I've been thinking about making corned beef with chuck instead of brisket. Since we're in NC, brisket NEVER goes on sale (I've had this confirmed by two *ahem* butchers at grocery stores) but chuck does all the time. I have friends out in cow country that will gloat about getting brisket for less than $2/lb. Bastards! We have dirt cheap pork, though, & I'm much happier with that. I'll let you know how my ghetto corned chuck turns out.
Hi, I'm in NC and brisket DOES go on sale occasionally, I've been making a lot of corned beef and tried it with brisket, top round (london broil), etc. Harris Teeter and Food Lion have had several sales recently of different types of meat and I decided to try it all. Also, lots of meat goes past its date, so if you go by the store a couple of times a week, you can often catch something they have reduced to sell it that day.

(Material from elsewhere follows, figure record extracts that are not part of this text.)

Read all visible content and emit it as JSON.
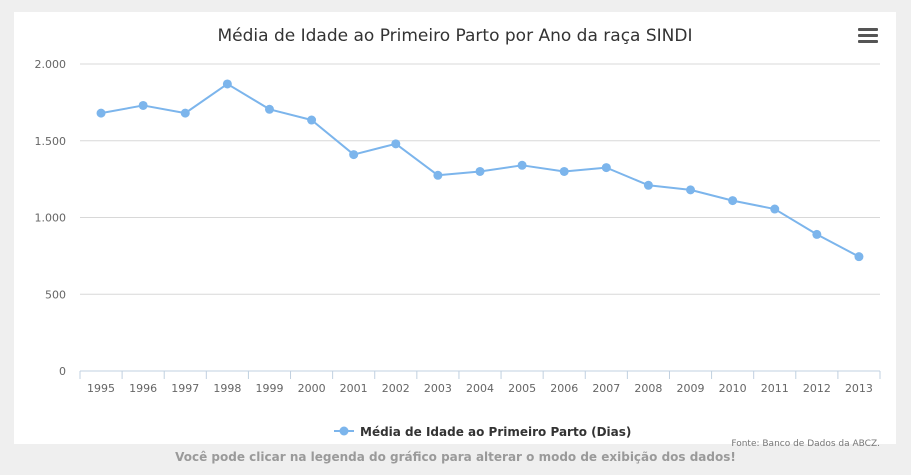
{
  "chart_data": {
    "type": "line",
    "title": "Média de Idade ao Primeiro Parto por Ano da raça SINDI",
    "categories": [
      "1995",
      "1996",
      "1997",
      "1998",
      "1999",
      "2000",
      "2001",
      "2002",
      "2003",
      "2004",
      "2005",
      "2006",
      "2007",
      "2008",
      "2009",
      "2010",
      "2011",
      "2012",
      "2013"
    ],
    "series": [
      {
        "name": "Média de Idade ao Primeiro Parto (Dias)",
        "values": [
          1680,
          1730,
          1680,
          1870,
          1705,
          1635,
          1410,
          1480,
          1275,
          1300,
          1340,
          1300,
          1325,
          1210,
          1180,
          1110,
          1055,
          890,
          745
        ],
        "color": "#7cb5ec"
      }
    ],
    "ylim": [
      0,
      2000
    ],
    "yticks": [
      0,
      500,
      1000,
      1500,
      2000
    ],
    "ytick_labels": [
      "0",
      "500",
      "1.000",
      "1.500",
      "2.000"
    ],
    "grid": true,
    "legend_position": "bottom-center",
    "credits": "Fonte: Banco de Dados da ABCZ."
  },
  "footer_note": "Você pode clicar na legenda do gráfico para alterar o modo de exibição dos dados!",
  "menu_icon": "hamburger-menu-icon",
  "colors": {
    "grid": "#d8d8d8",
    "axis_text": "#666666",
    "title": "#333333",
    "background": "#efefef"
  }
}
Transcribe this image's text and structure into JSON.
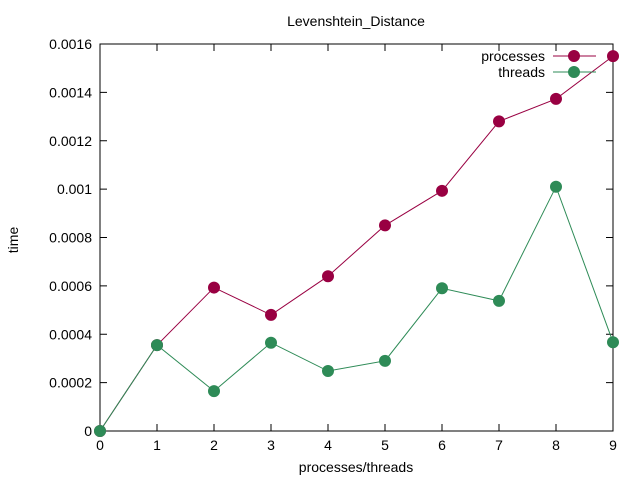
{
  "chart_data": {
    "type": "line",
    "title": "Levenshtein_Distance",
    "xlabel": "processes/threads",
    "ylabel": "time",
    "x": [
      0,
      1,
      2,
      3,
      4,
      5,
      6,
      7,
      8,
      9
    ],
    "xlim": [
      0,
      9
    ],
    "ylim": [
      0,
      0.0016
    ],
    "xticks": [
      "0",
      "1",
      "2",
      "3",
      "4",
      "5",
      "6",
      "7",
      "8",
      "9"
    ],
    "yticks": [
      {
        "value": 0,
        "label": "0"
      },
      {
        "value": 0.0002,
        "label": "0.0002"
      },
      {
        "value": 0.0004,
        "label": "0.0004"
      },
      {
        "value": 0.0006,
        "label": "0.0006"
      },
      {
        "value": 0.0008,
        "label": "0.0008"
      },
      {
        "value": 0.001,
        "label": "0.001"
      },
      {
        "value": 0.0012,
        "label": "0.0012"
      },
      {
        "value": 0.0014,
        "label": "0.0014"
      },
      {
        "value": 0.0016,
        "label": "0.0016"
      }
    ],
    "grid": false,
    "legend_position": "top-right",
    "series": [
      {
        "name": "processes",
        "color": "#990042",
        "values": [
          0,
          0.000355,
          0.000593,
          0.00048,
          0.00064,
          0.00085,
          0.000993,
          0.00128,
          0.001373,
          0.00155
        ]
      },
      {
        "name": "threads",
        "color": "#2e8b57",
        "values": [
          0,
          0.000355,
          0.000165,
          0.000365,
          0.000248,
          0.00029,
          0.00059,
          0.000538,
          0.00101,
          0.000367
        ]
      }
    ]
  }
}
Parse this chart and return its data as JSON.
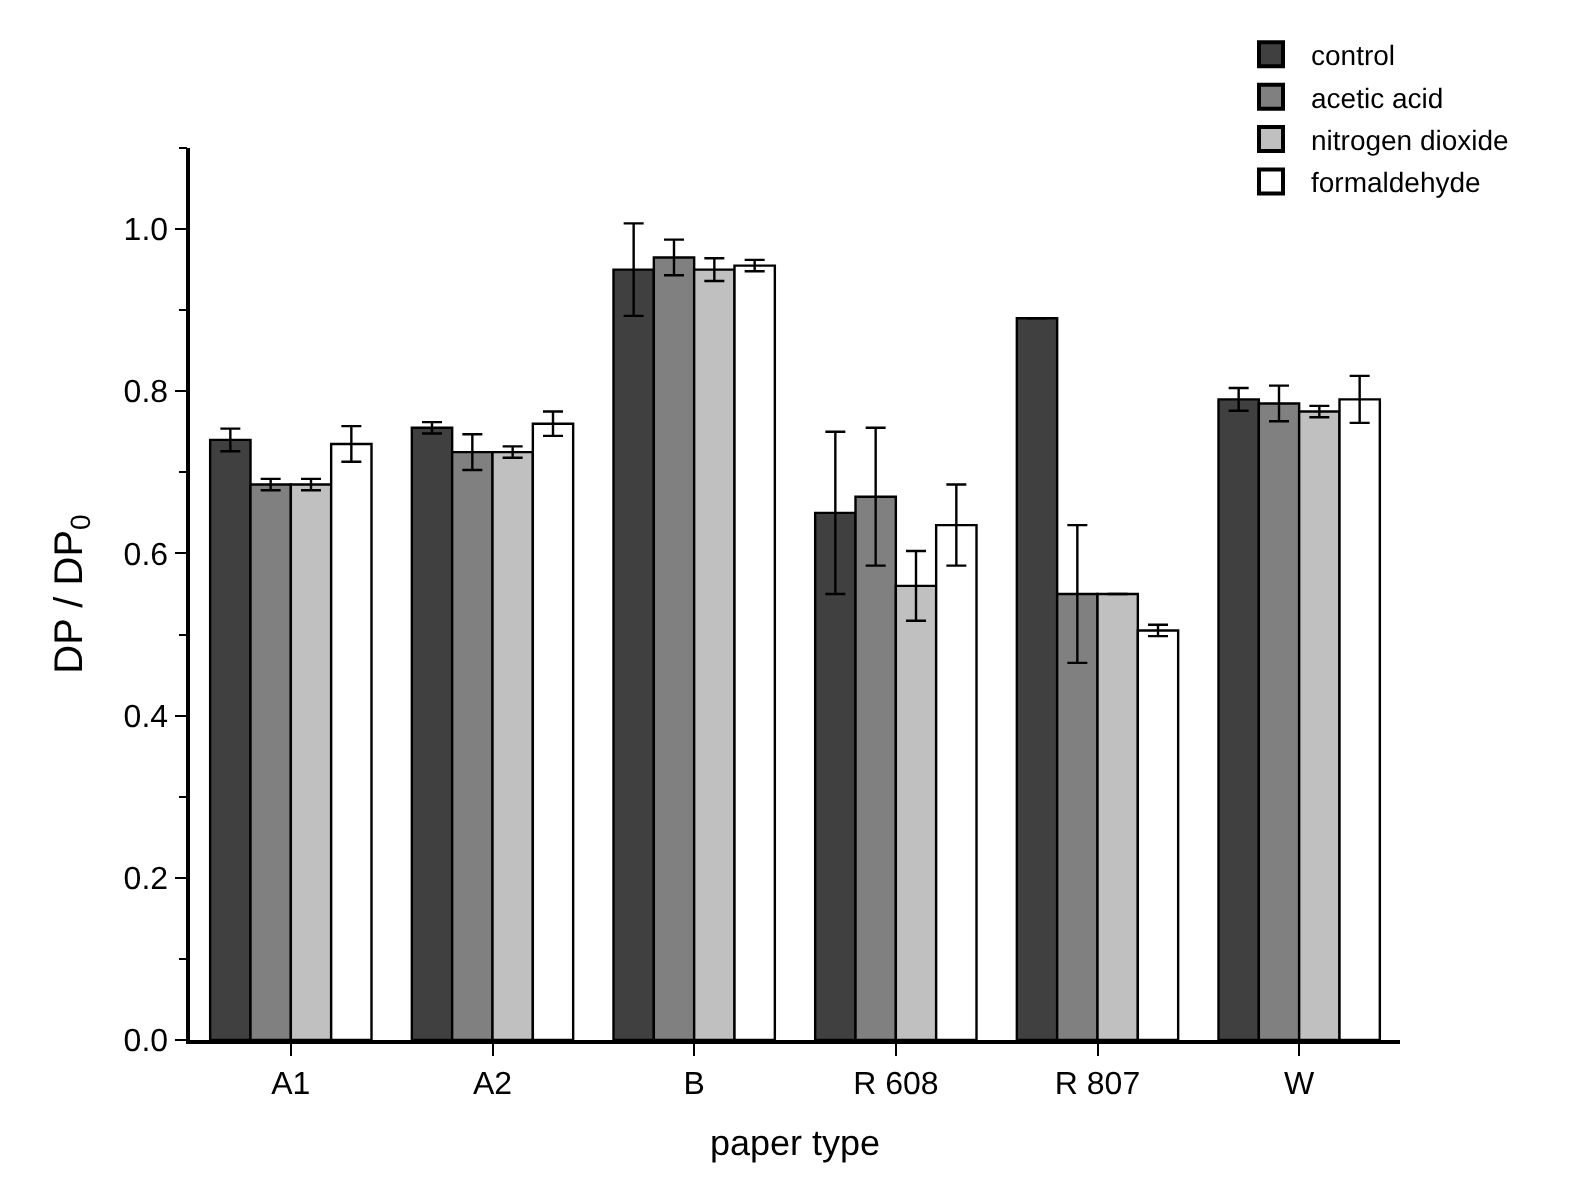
{
  "chart_data": {
    "type": "bar",
    "xlabel": "paper type",
    "ylabel": "DP / DP$_{0}$",
    "categories": [
      "A1",
      "A2",
      "B",
      "R 608",
      "R 807",
      "W"
    ],
    "series": [
      {
        "name": "control",
        "color": "#404040",
        "values": [
          0.74,
          0.755,
          0.95,
          0.65,
          0.89,
          0.79
        ],
        "errors": [
          0.014,
          0.007,
          0.057,
          0.1,
          null,
          0.014
        ]
      },
      {
        "name": "acetic acid",
        "color": "#808080",
        "values": [
          0.685,
          0.725,
          0.965,
          0.67,
          0.55,
          0.785
        ],
        "errors": [
          0.007,
          0.022,
          0.022,
          0.085,
          0.085,
          0.022
        ]
      },
      {
        "name": "nitrogen dioxide",
        "color": "#c0c0c0",
        "values": [
          0.685,
          0.725,
          0.95,
          0.56,
          0.55,
          0.775
        ],
        "errors": [
          0.007,
          0.007,
          0.014,
          0.043,
          null,
          0.007
        ]
      },
      {
        "name": "formaldehyde",
        "color": "#ffffff",
        "values": [
          0.735,
          0.76,
          0.955,
          0.635,
          0.505,
          0.79
        ],
        "errors": [
          0.022,
          0.015,
          0.007,
          0.05,
          0.007,
          0.029
        ]
      }
    ],
    "ylim": [
      0,
      1.1
    ],
    "yticks": [
      {
        "value": 0.0,
        "label": "0.0"
      },
      0.2,
      0.4,
      0.6,
      0.8,
      {
        "value": 1.0,
        "label": "1.0"
      }
    ],
    "legend": "top right"
  }
}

To my taste, nothing beats the brisket for corned beef, but a thick flank steak might approach it. The london broil was a little too dense. You can get the flavor with different cuts of meat, but you need that tough meat with lots of collagen in the connective tissue that renders out with the long cooking process and gives the gelatin that gives part of the mouth feel and flavor, especially if you put the beef in dishes and not just sandwiches. The tough meat becomes more tender and that striated mass of "strings" that you can pull off when the meat is done is another signature of corned beef.
I've tried the pre-brined version also in the cryovac packaging and that is actually pretty good and idiot proof :) Still, I have a lot of fun brining the meat myself and have tried both saltpetre and pink salt.
BTW, you can get saltpetre at the drugstore, usually by special order and they will have it the next day. Walgreens sells it, just ask them to order it. It is in their computer as potassium nitrate. You could probably use tree stump remover, since it is just potassium nitrate, and I know some who do, but I would be afraid of the purity of that. I recommend buying pink salt (prague powder #1) from any online spice or hunter's supply. A 4oz bag is cheap and makes about 25lbs of meat, I believe.
In a similar inspiration, I made my first lox. I think I will soak the bugger in the liquid smoke longer next time before I do it. I suppose I could be a real cook and smoke it myself. I fear the heat is too high for proper lox.
I just cooked up a slab of corned chuck last Saturday and it was fan-fucking-tastic. Everything I like in corned beef for only app $7 for 5 lbs..
As far as turning your gravlax into smoked salmon, look into cold smoking. It can be done with sawdust, a hotplate & a cardboard box. You can thank Alton Brown for that one.